6.3 ascendc passes (after lowering, `lib/Dialect/Asc/Transforms/`)

Once all asctile ops are gone, the existing ascendc pipeline takes over:

Phase	Key passes
Memory allocation	`InputOutputTensor`, `ReuseUBAllocation`, `HoistUBAllocation`, `MaterializeTensor` / `AllocateTensor`, `UnifyPipe`
Synchronization	`EraseSync`, `HoistQueBind`, `InsertSync` (910B/93) or `InsertBufIdSync(V2)` + `FuseBufIdSync` + `ParallelLoadStore` (910_95)
Optimization	`LICM`, `SCCP`, `Canonicalizer`
Postprocessing	`DeclarePyStruct`, `GenerateBoilerplate`, `LegalizeKernelArgs`, `DetectKernelType`, `ComputeMemoryConsumption`

ComputeMemoryConsumption is only active in asc2 mode and records per-TPosition UB usage as a module attribute; it raises a compile-time error on overflow.

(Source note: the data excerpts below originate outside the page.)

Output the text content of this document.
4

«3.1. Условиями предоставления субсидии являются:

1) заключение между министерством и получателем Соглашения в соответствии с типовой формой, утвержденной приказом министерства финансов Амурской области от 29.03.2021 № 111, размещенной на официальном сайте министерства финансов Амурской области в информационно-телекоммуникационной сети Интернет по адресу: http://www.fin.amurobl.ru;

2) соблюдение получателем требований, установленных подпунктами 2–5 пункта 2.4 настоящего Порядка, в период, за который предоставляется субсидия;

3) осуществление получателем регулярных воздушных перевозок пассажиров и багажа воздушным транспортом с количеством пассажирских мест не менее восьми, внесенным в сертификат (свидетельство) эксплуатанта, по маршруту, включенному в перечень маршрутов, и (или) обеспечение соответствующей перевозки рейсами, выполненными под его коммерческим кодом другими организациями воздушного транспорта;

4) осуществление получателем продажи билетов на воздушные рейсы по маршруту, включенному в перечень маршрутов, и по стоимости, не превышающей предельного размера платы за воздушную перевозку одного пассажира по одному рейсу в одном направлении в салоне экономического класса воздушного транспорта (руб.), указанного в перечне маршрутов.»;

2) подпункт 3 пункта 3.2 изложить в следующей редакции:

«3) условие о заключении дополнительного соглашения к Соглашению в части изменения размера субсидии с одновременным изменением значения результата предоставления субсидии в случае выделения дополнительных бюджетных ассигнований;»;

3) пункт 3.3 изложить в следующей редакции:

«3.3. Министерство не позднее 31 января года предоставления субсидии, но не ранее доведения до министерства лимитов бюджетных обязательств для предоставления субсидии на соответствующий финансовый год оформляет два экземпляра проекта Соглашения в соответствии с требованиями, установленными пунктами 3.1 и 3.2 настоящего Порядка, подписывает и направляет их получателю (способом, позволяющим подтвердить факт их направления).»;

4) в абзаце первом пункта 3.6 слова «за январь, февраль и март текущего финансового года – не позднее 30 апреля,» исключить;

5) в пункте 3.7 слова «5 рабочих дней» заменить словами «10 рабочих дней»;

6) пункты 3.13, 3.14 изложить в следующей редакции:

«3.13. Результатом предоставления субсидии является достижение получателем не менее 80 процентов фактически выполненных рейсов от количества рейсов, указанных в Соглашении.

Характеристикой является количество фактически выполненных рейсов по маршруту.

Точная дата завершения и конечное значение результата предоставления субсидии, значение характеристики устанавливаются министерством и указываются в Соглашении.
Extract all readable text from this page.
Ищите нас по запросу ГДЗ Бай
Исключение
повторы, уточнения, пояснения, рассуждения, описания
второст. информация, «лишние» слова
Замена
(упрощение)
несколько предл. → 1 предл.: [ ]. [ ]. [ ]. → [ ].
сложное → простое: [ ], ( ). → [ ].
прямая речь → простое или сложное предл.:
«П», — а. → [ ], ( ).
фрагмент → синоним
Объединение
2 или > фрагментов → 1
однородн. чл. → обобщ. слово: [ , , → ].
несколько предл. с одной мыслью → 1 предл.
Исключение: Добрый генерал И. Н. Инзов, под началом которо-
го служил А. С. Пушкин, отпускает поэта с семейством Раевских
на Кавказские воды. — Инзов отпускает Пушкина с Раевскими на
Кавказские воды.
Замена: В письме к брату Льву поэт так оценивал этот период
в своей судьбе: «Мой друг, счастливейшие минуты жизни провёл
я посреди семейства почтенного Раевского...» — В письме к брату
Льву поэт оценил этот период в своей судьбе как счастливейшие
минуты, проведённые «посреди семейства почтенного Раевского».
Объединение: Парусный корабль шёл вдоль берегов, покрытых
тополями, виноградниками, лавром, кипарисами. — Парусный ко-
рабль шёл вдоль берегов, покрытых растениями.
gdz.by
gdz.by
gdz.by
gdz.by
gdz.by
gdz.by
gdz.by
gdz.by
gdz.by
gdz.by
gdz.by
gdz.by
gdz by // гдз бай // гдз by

7. Memory & Resource Model

7.1 Tile-level view

From the user’s perspective, memory management is invisible. The user:

Creates Tensor descriptors pointing to HBM buffers.
Calls load(tensor, shape, offsets=…) to bring data into a Tile.
Applies operations to produce new tiles.
Calls store(tile, tensor, offsets=…) to write results back.

The compiler is responsible for mapping each Tile SSA value to a physical UB region.

7.2 Compiler-side UB allocation

Two strategies, selected per compilation:

Strategy	Option	How it works
TPipe-managed (default)	`static_alloc=False`	`MaterializeTensor` emits `TPipe` + `AllocTensor`/`FreeTensor` in the generated Ascend C. Flexible; incurs scalar overhead per tile.
Static allocation	`static_alloc=True`	`AllocateTensor` computes a fixed layout at compile time and emits direct UB address arithmetic. Zero scalar overhead; requires all tile sizes to be statically known.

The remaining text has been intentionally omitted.